Having won the European 100m women’s title in 10.85sec, equalling the fastest time recorded this season, and having done her thing for the longer run of stadium, television, radio and press interviews, Asher-Smith finally departed - exit stage right - for the temporary peace of her hotel with a final raising of eyebrows and the words: "Now the 200…"
It was a startling but unsurprising victory for one of the sport’s most vivid rising talents in a cavernous bowl of an Olympic Stadium that has witnessed historic sprinting deeds from Jesse Owens and, nine years ago, Usain Bolt.
Asher-Smith’s preparations for last season’s home World Championships were severely undermined by a freak training accident that left her with a broken foot. She finished fourth in the 200m final.
But now this 22-year-old history graduate from King’s College, London, who seems to have electricity running through her both on and off the track, has resumed pursuit of her ambitions - tomorrow’s 200m, and Sunday’s 4x100m are next on her list - with an intensity that it is easy to miss upon first glance.
She may bounce up and down, she may talk at 100 miles an hour, but once she spots an error or inconsistency in the line of questioning, she is onto it instantly.
Raising the inevitable subject of the 2020 Olympic Games in Tokyo, one reporter in the mixed zone after the 100m final commented: "You’ve got to feel like you can take on the best in the world now, you’ve got the fastest time in the world now and…"
Suddenly he had been vivaciously interrupted by his interviewee.
"Equal. Equal. Equal. Equal. You have to say equal because I can’t say I’m the fastest."
But then, like the good student, Asher-Smith answered the question asked on the paper.
"We’ll have to wait and see because by then there will probably be new faces, new names. But ultimately we do work in cycles and I’m building on to Tokyo. Equal. I’ll take it. It’s better than none."
Excited she still may have been; but not remotely over-excited.
When I suggested that her 100m performance was likely to put her in a good frame of mind for the 200m, the response was cautious.
"Hopefully," she said, "but it’s all about how I recover tomorrow. I’m going to wake up tomorrow and I might find out it actually took something out of me! But I feel fine now."
Venturing the technical assessment that all her opponents would also be "knackered", I was swiftly, but of course vivaciously, corrected.
"Not all of them. There’s some of them that haven’t. No, I know my race."
It is clear as she talks - as swiftly as she runs - that behind the vivacity there is a reflective and highly competitive character.
"For me, I’ve worked out over the years, I have to be chilled to run well," she said.
"Some people they have to be really serious, really committed and focused, some people have to be like nervous and kind of scared, but for me I just have to be happy.
"I have to be in a good mood. So I’m listening to my favourite music, having a bit of a dance, chilled out. I found out from London last year, just trial and error, that a happy and relaxed Dina is a fast Dina."
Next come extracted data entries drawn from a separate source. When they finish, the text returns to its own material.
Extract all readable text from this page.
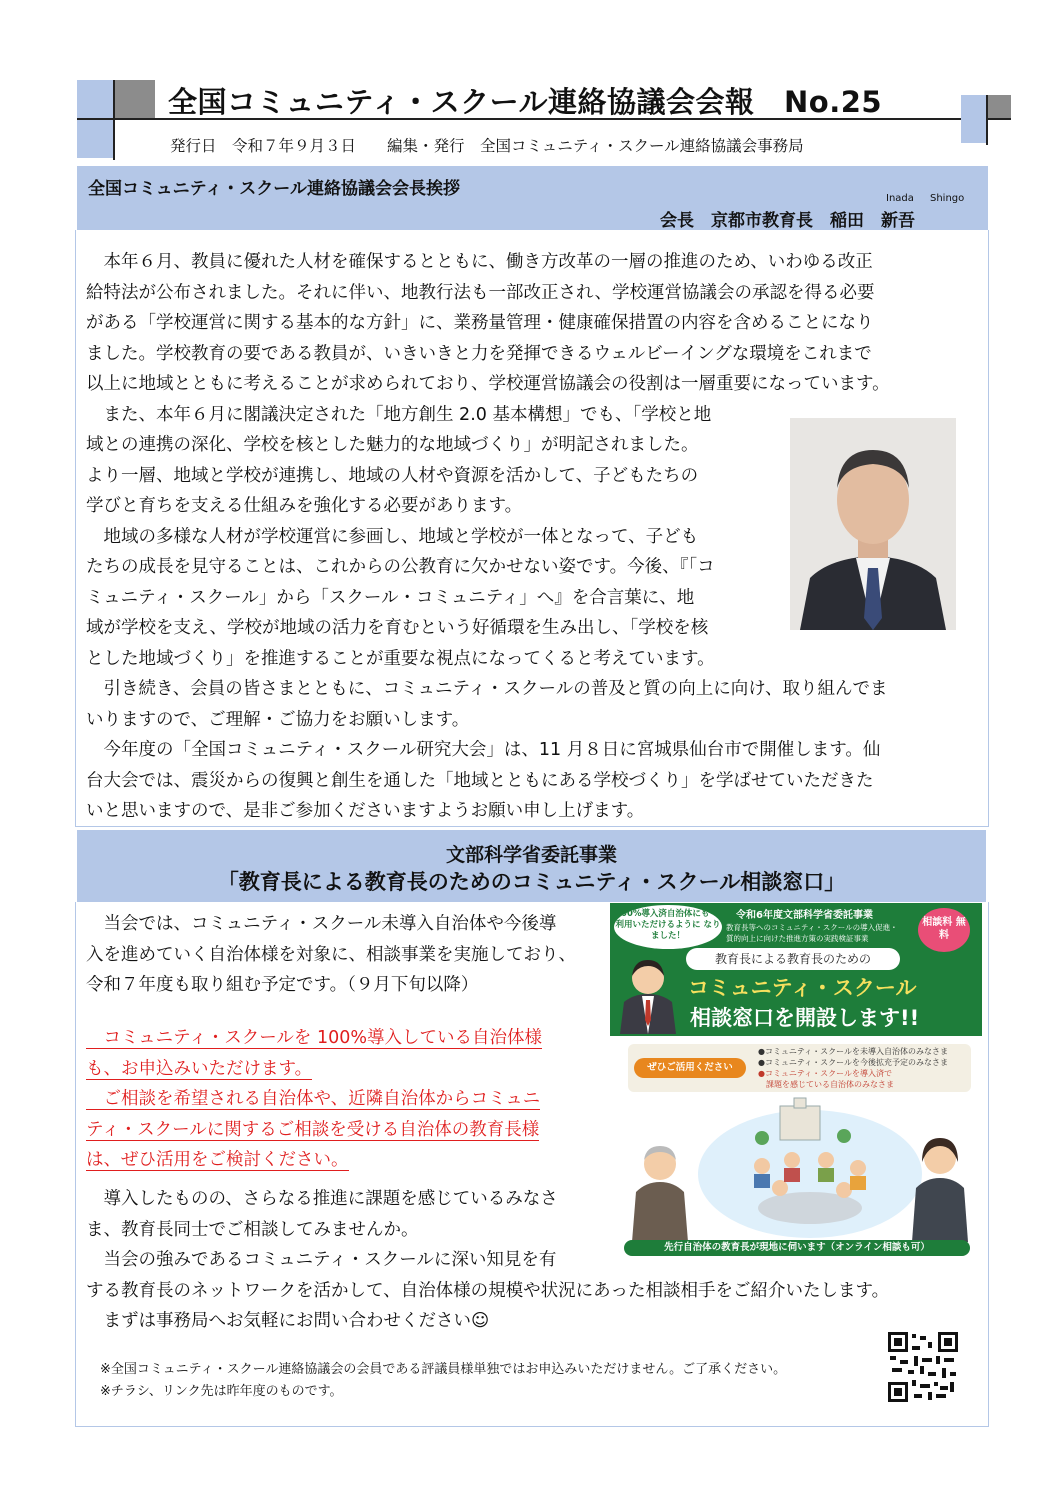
全国コミュニティ・スクール連絡協議会会報　No.25
発行日　令和７年９月３日　　編集・発行　全国コミュニティ・スクール連絡協議会事務局
全国コミュニティ・スクール連絡協議会会長挨拶	Inada Shingo
会長　京都市教育長　稲田　新吾
　本年６月、教員に優れた人材を確保するとともに、働き方改革の一層の推進のため、いわゆる改正
給特法が公布されました。それに伴い、地教行法も一部改正され、学校運営協議会の承認を得る必要
がある「学校運営に関する基本的な方針」に、業務量管理・健康確保措置の内容を含めることになり
ました。学校教育の要である教員が、いきいきと力を発揮できるウェルビーイングな環境をこれまで
以上に地域とともに考えることが求められており、学校運営協議会の役割は一層重要になっています。
　また、本年６月に閣議決定された「地方創生 2.0 基本構想」でも、「学校と地
域との連携の深化、学校を核とした魅力的な地域づくり」が明記されました。
より一層、地域と学校が連携し、地域の人材や資源を活かして、子どもたちの
学びと育ちを支える仕組みを強化する必要があります。
　地域の多様な人材が学校運営に参画し、地域と学校が一体となって、子ども
たちの成長を見守ることは、これからの公教育に欠かせない姿です。今後、『「コ
ミュニティ・スクール」から「スクール・コミュニティ」へ』を合言葉に、地
域が学校を支え、学校が地域の活力を育むという好循環を生み出し、「学校を核
とした地域づくり」を推進することが重要な視点になってくると考えています。
　引き続き、会員の皆さまとともに、コミュニティ・スクールの普及と質の向上に向け、取り組んでま
いりますので、ご理解・ご協力をお願いします。
　今年度の「全国コミュニティ・スクール研究大会」は、11 月８日に宮城県仙台市で開催します。仙
台大会では、震災からの復興と創生を通した「地域とともにある学校づくり」を学ばせていただきた
いと思いますので、是非ご参加くださいますようお願い申し上げます。
文部科学省委託事業
「教育長による教育長のためのコミュニティ・スクール相談窓口」
　当会では、コミュニティ・スクール未導入自治体や今後導
入を進めていく自治体様を対象に、相談事業を実施しており、
令和７年度も取り組む予定です。（９月下旬以降）
　コミュニティ・スクールを 100%導入している自治体様
も、お申込みいただけます。
　ご相談を希望される自治体や、近隣自治体からコミュニ
ティ・スクールに関するご相談を受ける自治体の教育長様
は、ぜひ活用をご検討ください。
　導入したものの、さらなる推進に課題を感じているみなさ
ま、教育長同士でご相談してみませんか。
　当会の強みであるコミュニティ・スクールに深い知見を有
する教育長のネットワークを活かして、自治体様の規模や状況にあった相談相手をご紹介いたします。
　まずは事務局へお気軽にお問い合わせください☺
※全国コミュニティ・スクール連絡協議会の会員である評議員様単独ではお申込みいただけません。ご了承ください。
※チラシ、リンク先は昨年度のものです。
100%導入済自治体にも ご利用いただけるように なりました！
令和6年度文部科学省委託事業
教育長等へのコミュニティ・スクールの導入促進・
質的向上に向けた推進方策の実践検証事業
相談料 無料
教育長による教育長のための
コミュニティ・スクール
相談窓口を開設します!!
ぜひご活用ください
●コミュニティ・スクールを未導入自治体のみなさま
●コミュニティ・スクールを今後拡充予定のみなさま
●コミュニティ・スクールを導入済で
　課題を感じている自治体のみなさま
先行自治体の教育長が現地に伺います（オンライン相談も可）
A little later in that sauna-like mixed zone there was an opportunity to speak to another young athlete whom the "floats like a butterfly, stings like a bee" line suited, albeit a heavyweight to match Ali in physical stature.
Poland’s 21-year-old shot putter Konrad Bukowiecki had ended the night taking the silver medal behind compatriot Michal Haratyk with an effort of 21.66 metres, his outdoor personal best and a national under-23 record.
We shook hands after talking, and as his mighty paw closed I was just a little thankful that it’s full grip had been hindered by the finger injury which has also held his throwing ambitions in check this year.
The smiling giant had been happy to demonstrate the lingering effects of his unhappy accident - the middle finger of his throwing hand was still mottled and bruised.
"I crushed a bone at the base of the finger while throwing," he said, adding with a broad grin: "And then my friend shut his car door on it.
"I also twisted my ankle four days before the competition."
The Poles had taken two golds and two silvers on the night thanks to the men’s shot put and hammer event. Here, not that it was needed, was a demonstration of the special spirit of Polish throwing.
"That’s why we are the best," Bukowiecki said. "We do everything to be a great throwing team, the greatest. Two golds and two silvers. That’s a good day for Polish throwers. But there are more medals to come from us."
More medals from him, more medals from her. The post-Bolt era is already getting nicely populated.